A status check on IoT
Ramachandran S
LinkedIn Top Voice ? Author ? Speaker ? Principal Consultant in thought leadership unit Infosys Knowledge Institute - Lead for engineering, manufacturing, sustainability, and energy transition
The IoT India Congress 2017 provided a good perspective on where this technology is heading in India. The Telecom Secretary started it appropriately by bringing up the point on how the failure to come together as an ecosystem will lead to IoT as a missed opportunity for the country. The Secretary represented the government - the policy maker. Other participants included industry (end users, telecom, IT players, startups), non-profit organizations and opinion leaders such as academia, media and analysts.
Accountability – If the IoT ecosystem should function well to address even the most entrenched problems of the country, collaboration is key starting with the government. If the government truly believes that digital is a key driver for the economy and its growth, investment in infrastructure is the need of the hour and is happening all the way to village panchayats with fiber optics. The new upcoming Telecom policy will encourage indigenous infrastructure to ensure security. Security continues to be one of the top barriers for adoption not just in India, but globally. Vulnerabilities that get reported eventually get hacked within a year.
Innovative applications – IoT can go beyond factories and the industry should play a proactive role with focused R&D. Agriculture continues to remain fragmented and is ripe for disruption IMHO. Small scale pilots are happening. For it to be done on a larger canvas, regulation is necessary. One example presented was the usage of drones for optimized pesticide spraying, which needs police approval even in rural areas.
Healthcare can move to value based services tied to patient outcome along the entire continuum of services with increasing consumer engagement of digitally savvy, ageing patients. In the BFSI sector, the trust deficit for new technologies has to be plugged if IoT has to bring about financial inclusion all the way to villages. Ease of use and incentives for digital transactions must be encouraged. Blockchain can bring about a distributed, transparent tracking system moving away from a centralized command & control model. Ganga Rejuvenation was an idea discussed in length in the conference and IET has been consulting with the National Mission for its cleansing using technology.

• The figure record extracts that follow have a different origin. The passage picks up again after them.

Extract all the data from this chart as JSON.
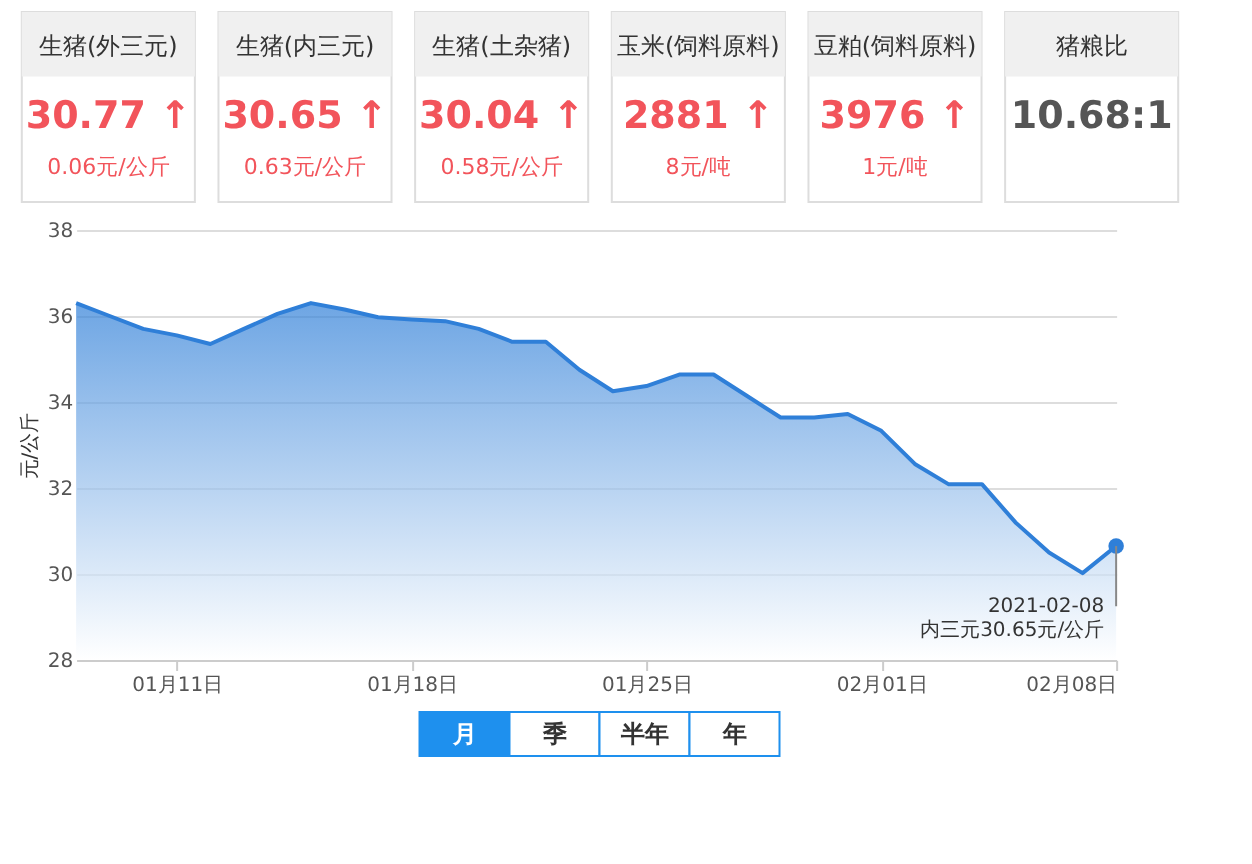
{
  "chart_data": {
    "type": "area",
    "ylabel": "元/公斤",
    "x": [
      "2021-01-08",
      "2021-01-09",
      "2021-01-10",
      "2021-01-11",
      "2021-01-12",
      "2021-01-13",
      "2021-01-14",
      "2021-01-15",
      "2021-01-16",
      "2021-01-17",
      "2021-01-18",
      "2021-01-19",
      "2021-01-20",
      "2021-01-21",
      "2021-01-22",
      "2021-01-23",
      "2021-01-24",
      "2021-01-25",
      "2021-01-26",
      "2021-01-27",
      "2021-01-28",
      "2021-01-29",
      "2021-01-30",
      "2021-01-31",
      "2021-02-01",
      "2021-02-02",
      "2021-02-03",
      "2021-02-04",
      "2021-02-05",
      "2021-02-06",
      "2021-02-07",
      "2021-02-08"
    ],
    "series": [
      {
        "color": "#2f7fd8",
        "values": [
          36.3,
          36.0,
          35.7,
          35.55,
          35.35,
          35.7,
          36.05,
          36.3,
          36.15,
          35.97,
          35.92,
          35.88,
          35.7,
          35.4,
          35.4,
          34.75,
          34.25,
          34.37,
          34.64,
          34.64,
          34.14,
          33.64,
          33.64,
          33.72,
          33.33,
          32.56,
          32.09,
          32.09,
          31.2,
          30.5,
          30.02,
          30.65
        ]
      },
      {
        "type": "scatter",
        "color": "#2f7fd8",
        "x": [
          "2021-02-08"
        ],
        "values": [
          30.65
        ]
      }
    ],
    "xlim": [
      "2021-01-08",
      "2021-02-08"
    ],
    "xticks": [
      {
        "value": "2021-01-11",
        "label": "01月11日"
      },
      {
        "value": "2021-01-18",
        "label": "01月18日"
      },
      {
        "value": "2021-01-25",
        "label": "01月25日"
      },
      {
        "value": "2021-02-01",
        "label": "02月01日"
      },
      {
        "value": "2021-02-08",
        "label": "02月08日"
      }
    ],
    "ylim": [
      28,
      38
    ],
    "yticks": [
      28,
      30,
      32,
      34,
      36,
      38
    ],
    "grid": "y",
    "annotations": [
      "生猪(外三元)",
      "30.77 ↑",
      "0.06元/公斤",
      "生猪(内三元)",
      "30.65 ↑",
      "0.63元/公斤",
      "生猪(土杂猪)",
      "30.04 ↑",
      "0.58元/公斤",
      "玉米(饲料原料)",
      "2881 ↑",
      "8元/吨",
      "豆粕(饲料原料)",
      "3976 ↑",
      "1元/吨",
      "猪粮比",
      "10.68:1",
      {
        "text": "2021-02-08 内三元30.65元/公斤",
        "x": "2021-02-08",
        "y": 30.65
      },
      "月",
      "季",
      "半年",
      "年"
    ]
  }
}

Specialization – As reported in media recently, GE seems to have found that IoT cannot scale horizontally. Platform providers cannot compete at each layer, needing specialization and domain knowledge from usecase definition to infrastructure and performance of each moving part. In the case of Ganga Rejuvenation, it is not the sensors, telemetry or the platform that is vital. It is our understanding of the problem itself. As explained by Water Man Dr. Rajendra Singh and other experts, the very definition of a river has to be understood as a living entity, a natural multidisciplinary process, a life providing system and a way of living. Real time data can help in location based trending of pollution data. But we need to go beyond that to revive the Ganga – stopping land encroachment and industrial pollution along with community driven decentralized water management linking crop and rain patterns with water usage.
A healthy ecosystem is a must for an emerging areas such as IoT to work successfully. It is not one individual technology but a basket of multiple moving parts. From that perspective, the active participation of a few more players such as device/hardware/sensor makers and end users such as insurance providers will make the ecosystem much more comprehensive. Insurance can adopt IoT to bring in new business models such as ‘usage based insurance’ in the automotive sector for example. IoT does not provide just colorful dashboards with product performance metrics but uses the data to eventually reduce the ‘actuarial risk’, transform the pricing models of policies eventually disrupt the industry.
IT has been an area of strength for India. Telecom is another pillar for IoT and projected to contribute 10 to 15% of revenue in the long term by experts. Startups are expected to play a key role in impactful applications. The Secretary’s estimate is that IoT can contribute 10 to 15 million jobs, primarily by startups. Skill development is a major gap to realize the benefits of IoT and to create employment. As Union Minister for Skill Development Dharmendra Pradhan mentioned in the Global Skills Summit, “We must be prepared and should not miss the industrial revolution this time”. Events such as the IoT Conference will help in multiple stake holders to get together to know each other and in creating awareness on where the jobs lie for those interested in skilling to go for it.
It is important for each player in the ecosystem to come together and play their role to perfection with accountability if IoT has to become, as the organizers put it, the “India of Tomorrow”. The picture above was shared by Dr. Rajendra Singh in his presentation. It aptly describes the potential for IoT. If the business challenge is understood well and mapped appropriately to the technology, even a herculean task such as Ganga Rejuvenation can be done with IoT. As spiritual guru Sri Sri Ravi Shankar said in his address to the IoT enthusiasts and entrepreneurs, “Get into the habit of impossibility, dream big. But be realistic”.
Note: All points-of-view and opinions expressed above are that of the author and do not represent that of any other individual or organization.